Alla fine dei salmi, partecipando in maniera “intelligente” (il virgolettato serve solo a far risaltare il termine) le due aziende in questione hanno utilizzato in modo diverso i soldi dello stand ma non hanno praticamente perso contatti e hanno avuto gli incontri che dovevano avere.

Certo è che entrambe si sono organizzate per tempo, consultando i loro venditori, i clienti e chiedendo molti pareri prima di fare il grande salto. Tutte e due tengono a precisare che non è stata la loro una presa di posizione CONTRO il Vinitaly ma solo un modo per rispondere alla sacrosanta esigenza di diversificare  gli investimenti promozionali.

Quindi Vinitaly non è  più quel monolite indiscusso ma una delle tante opportunità che un produttore deve decidere se e come utilizzare a seconda del proprio mercato.

Questo, in definitiva, è il vero succo del discorso. In un’ azienda vinicola,  le scelte riguardanti la promozione e/o la commercializzazione non possono basarsi solo su un momento fieristico (strutturato peraltro in maniera non certo ottimale) ma devono essere elastiche e, appunto, intelligenti.

Entrambi, condensando in una battuta,  hanno cercato di utilizzare al meglio Vinitaly, volendo evitare che Vinitaly utilizzasse loro.

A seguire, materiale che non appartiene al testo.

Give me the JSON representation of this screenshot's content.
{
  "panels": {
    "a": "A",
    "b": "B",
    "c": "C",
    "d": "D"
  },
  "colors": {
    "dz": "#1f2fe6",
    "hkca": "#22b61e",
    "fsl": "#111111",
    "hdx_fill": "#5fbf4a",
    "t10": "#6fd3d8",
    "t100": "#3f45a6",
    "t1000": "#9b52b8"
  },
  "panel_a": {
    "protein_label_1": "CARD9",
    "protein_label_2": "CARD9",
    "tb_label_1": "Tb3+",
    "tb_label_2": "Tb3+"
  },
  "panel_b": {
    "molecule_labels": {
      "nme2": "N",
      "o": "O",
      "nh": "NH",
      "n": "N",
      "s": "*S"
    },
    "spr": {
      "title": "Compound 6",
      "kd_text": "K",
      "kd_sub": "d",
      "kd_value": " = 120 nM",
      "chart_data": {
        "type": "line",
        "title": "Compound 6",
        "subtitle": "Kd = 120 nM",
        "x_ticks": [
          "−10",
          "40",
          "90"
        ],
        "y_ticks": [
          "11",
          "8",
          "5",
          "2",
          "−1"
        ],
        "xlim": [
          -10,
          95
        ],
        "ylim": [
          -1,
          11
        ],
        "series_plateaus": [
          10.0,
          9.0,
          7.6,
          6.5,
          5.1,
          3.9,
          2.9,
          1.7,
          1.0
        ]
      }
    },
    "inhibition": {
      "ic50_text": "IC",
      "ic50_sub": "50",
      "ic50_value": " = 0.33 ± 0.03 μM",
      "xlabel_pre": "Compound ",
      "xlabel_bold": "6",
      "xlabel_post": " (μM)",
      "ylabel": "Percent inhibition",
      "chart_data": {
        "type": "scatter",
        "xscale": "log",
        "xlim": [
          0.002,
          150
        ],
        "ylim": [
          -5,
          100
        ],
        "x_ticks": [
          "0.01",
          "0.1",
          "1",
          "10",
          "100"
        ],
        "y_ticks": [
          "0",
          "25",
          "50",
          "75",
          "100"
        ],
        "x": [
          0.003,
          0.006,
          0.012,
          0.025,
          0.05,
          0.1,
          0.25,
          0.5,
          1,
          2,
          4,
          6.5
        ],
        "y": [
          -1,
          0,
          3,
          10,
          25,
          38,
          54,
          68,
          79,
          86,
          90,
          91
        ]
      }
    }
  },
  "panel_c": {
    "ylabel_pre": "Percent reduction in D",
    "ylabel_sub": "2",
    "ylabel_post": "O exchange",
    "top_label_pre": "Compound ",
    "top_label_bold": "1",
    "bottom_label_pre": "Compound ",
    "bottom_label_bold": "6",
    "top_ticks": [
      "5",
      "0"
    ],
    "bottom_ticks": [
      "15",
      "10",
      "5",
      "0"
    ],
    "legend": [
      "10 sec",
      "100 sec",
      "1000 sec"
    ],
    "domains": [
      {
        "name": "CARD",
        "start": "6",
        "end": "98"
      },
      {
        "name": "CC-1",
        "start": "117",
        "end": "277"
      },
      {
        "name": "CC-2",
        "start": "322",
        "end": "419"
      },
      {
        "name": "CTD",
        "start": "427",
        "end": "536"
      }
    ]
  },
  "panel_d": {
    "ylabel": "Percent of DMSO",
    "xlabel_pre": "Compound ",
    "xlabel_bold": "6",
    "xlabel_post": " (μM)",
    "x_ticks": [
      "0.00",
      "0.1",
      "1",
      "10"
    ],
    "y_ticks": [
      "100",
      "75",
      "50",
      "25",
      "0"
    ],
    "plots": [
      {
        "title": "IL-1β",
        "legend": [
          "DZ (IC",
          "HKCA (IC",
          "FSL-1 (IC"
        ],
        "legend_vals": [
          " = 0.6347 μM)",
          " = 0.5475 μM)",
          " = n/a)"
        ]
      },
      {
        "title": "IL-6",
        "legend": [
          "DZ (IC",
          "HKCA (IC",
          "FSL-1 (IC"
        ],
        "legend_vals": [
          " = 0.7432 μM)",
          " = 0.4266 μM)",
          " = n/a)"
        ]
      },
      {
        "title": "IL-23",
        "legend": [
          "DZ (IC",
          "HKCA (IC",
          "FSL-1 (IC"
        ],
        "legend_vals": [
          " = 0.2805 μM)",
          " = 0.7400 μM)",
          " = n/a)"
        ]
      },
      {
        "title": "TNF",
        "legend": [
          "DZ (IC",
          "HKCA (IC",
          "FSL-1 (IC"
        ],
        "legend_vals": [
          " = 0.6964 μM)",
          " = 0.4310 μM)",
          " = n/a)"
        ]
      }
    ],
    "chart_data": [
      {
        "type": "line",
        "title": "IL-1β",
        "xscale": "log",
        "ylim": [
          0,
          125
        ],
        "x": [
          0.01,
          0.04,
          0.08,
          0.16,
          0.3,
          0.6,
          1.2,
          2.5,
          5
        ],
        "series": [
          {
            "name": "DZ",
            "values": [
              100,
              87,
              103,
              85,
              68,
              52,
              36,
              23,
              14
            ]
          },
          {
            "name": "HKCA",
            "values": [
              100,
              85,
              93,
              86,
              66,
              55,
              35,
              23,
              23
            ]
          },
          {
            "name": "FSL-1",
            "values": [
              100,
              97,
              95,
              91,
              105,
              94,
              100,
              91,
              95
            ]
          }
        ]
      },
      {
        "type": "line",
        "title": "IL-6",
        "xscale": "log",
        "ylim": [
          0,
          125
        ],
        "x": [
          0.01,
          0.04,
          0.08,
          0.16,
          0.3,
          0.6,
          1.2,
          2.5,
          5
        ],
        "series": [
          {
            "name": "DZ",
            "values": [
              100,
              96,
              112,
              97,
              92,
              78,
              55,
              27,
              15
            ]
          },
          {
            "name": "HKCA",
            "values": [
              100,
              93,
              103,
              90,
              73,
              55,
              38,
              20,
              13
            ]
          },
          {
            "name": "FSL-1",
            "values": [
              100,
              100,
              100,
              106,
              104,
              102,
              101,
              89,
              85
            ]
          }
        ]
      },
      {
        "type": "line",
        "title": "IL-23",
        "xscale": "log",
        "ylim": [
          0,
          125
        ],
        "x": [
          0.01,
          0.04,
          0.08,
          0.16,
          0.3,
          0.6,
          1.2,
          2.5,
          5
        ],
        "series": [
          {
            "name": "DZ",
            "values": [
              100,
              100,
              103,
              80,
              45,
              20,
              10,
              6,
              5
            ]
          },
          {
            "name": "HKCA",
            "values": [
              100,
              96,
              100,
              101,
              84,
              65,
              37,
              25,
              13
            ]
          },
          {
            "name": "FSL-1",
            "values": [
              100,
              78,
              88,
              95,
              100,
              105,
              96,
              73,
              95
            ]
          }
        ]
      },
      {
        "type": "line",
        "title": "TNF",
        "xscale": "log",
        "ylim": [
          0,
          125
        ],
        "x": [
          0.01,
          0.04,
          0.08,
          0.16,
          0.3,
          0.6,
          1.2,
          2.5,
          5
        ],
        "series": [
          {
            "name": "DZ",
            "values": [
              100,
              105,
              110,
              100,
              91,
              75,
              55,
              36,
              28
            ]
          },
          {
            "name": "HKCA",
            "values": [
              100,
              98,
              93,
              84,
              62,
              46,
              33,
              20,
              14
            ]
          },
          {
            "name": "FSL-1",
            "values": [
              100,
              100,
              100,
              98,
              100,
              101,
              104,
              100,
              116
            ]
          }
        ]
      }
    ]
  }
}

Sarà un caso ma  il prossimo anno Vinitaly si terrà dalla domenica al mercoledì….

 

Carlo Macchi

Sono entrato nel campo (appena seminato) dell’enogastronomia nell’anno di grazia 1987. Ho collaborato con le più importanti guide e riviste italiane del settore e, visto che non c’è limite al peggio, anche con qualcuna estera. Faccio parte di quel gruppo di italiani che non si sente realizzato se non ha scritto qualche libro o non ha creato una nuova guida sui vini. Purtroppo sono andato oltre, essendo stato tra i creatori di una trasmissione televisiva sul vino e sul cibo divenuta sicuramente la causa del fallimento di una nota rete nazionale. Riconosco di capire molto poco di vino, per questo ho partecipato a corsi e master ai quattro angoli del mondo tra cui quello per Master of Wine, naturalmente senza riuscire a superarlo. Winesurf è, da più di dieci anni, l’ultima spiaggia: dopo c’è solo Master Chef.